Center for Near East Policy Research fellow Dr. Arnon Gross reviewed over 150 Palestinian textbooks used by UNRWA schools, from first to 10th grade. Some books, he said, link the term “jihad” with the right of return, effectively lauding martyrdom as a noble death.
The Palestinian Media Watch, a nongovernmental organization the documents cases of incitement by the Palestinian media, supports the argument that these textbooks are ridden with anti-Israel incitement, saying they are rife with false information describing Jewish and Israeli presence in the area as transient, and presenting places Judaism holds sacred as Muslim holy sites seized by the Jews.
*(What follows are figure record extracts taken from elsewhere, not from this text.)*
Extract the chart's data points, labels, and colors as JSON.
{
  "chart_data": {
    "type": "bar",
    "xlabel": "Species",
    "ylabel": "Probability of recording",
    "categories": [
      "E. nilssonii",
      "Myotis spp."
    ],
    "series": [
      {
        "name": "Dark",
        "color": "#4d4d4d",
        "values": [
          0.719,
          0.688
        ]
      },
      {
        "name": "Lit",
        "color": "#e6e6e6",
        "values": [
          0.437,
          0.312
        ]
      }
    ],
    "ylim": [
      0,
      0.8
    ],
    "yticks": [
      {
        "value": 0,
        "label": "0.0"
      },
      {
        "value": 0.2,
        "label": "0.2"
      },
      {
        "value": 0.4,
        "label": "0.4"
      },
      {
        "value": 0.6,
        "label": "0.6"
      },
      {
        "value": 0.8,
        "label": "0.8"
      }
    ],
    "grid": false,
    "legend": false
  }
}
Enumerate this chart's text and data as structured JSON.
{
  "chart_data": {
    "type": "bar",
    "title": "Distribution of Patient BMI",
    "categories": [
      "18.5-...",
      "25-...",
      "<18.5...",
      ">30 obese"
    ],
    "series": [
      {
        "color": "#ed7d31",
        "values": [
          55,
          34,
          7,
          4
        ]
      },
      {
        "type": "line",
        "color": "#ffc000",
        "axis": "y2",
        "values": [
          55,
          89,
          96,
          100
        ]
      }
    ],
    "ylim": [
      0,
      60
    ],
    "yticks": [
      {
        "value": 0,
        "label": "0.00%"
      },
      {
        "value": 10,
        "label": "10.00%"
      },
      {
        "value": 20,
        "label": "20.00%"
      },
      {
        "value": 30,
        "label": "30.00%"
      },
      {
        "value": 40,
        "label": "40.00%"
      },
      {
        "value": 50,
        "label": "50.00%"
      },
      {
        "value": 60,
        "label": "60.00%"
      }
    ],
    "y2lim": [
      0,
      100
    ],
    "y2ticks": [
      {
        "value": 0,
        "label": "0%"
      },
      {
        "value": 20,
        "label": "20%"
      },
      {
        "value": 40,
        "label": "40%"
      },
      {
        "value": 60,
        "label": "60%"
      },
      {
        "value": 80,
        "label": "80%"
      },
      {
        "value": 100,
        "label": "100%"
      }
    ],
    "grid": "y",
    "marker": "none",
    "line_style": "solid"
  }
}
Prominent Palestinian human rights and political activist Bassam Eid believes UNRWA is being used by Hamas, especially since the terrorist group violently took over the Gaza Strip in 2007. UNRWA, he said, is facing a $101 million deficit, which is poised to get worse, as many of the Arab nations that have pledged donations to the agency in 2015 have failed to deliver, leaving it to rely on donations from the U.S. and Canada.
Will the next round of hostilities between Israel and Hamas reveal the symbiosis between Hamas and UNRWA is as strong as ever? As a U.N. agency, UNRWA recognizes Israel’s right to exist and refrains from preaching jihad and opposes terrorism, but its loose oversight of its own employees and the fact that it employs refugees in Hamas territory, means it cannot truly sever ties with Gaza’s rulers.
In a 2007 report commissioned by the Washington Institute for Near East Policy, former UNRWA general counsel James G. Lindsay noted that the agency has “failed to take steps to detect and reject terrorists from the ranks of its staff or its service recipients, and has avoided measures that may deter members of organizations such as Hamas from joining its team.”
Has UNRWA changed following Operation Protective Edge? There is little to indicate as much at this time. Nevertheless, despite the criticism leveled at the agency by Israel, the latter has so far refrained from officially demanding it be disbanded, both over knowing UNRWA’s services do aid a large population in need, as well as over the fact that removing UNRWA would spell the collapse of the refugee camps in Jordan, whose regime Israel seeks to preserve for strategic reasons.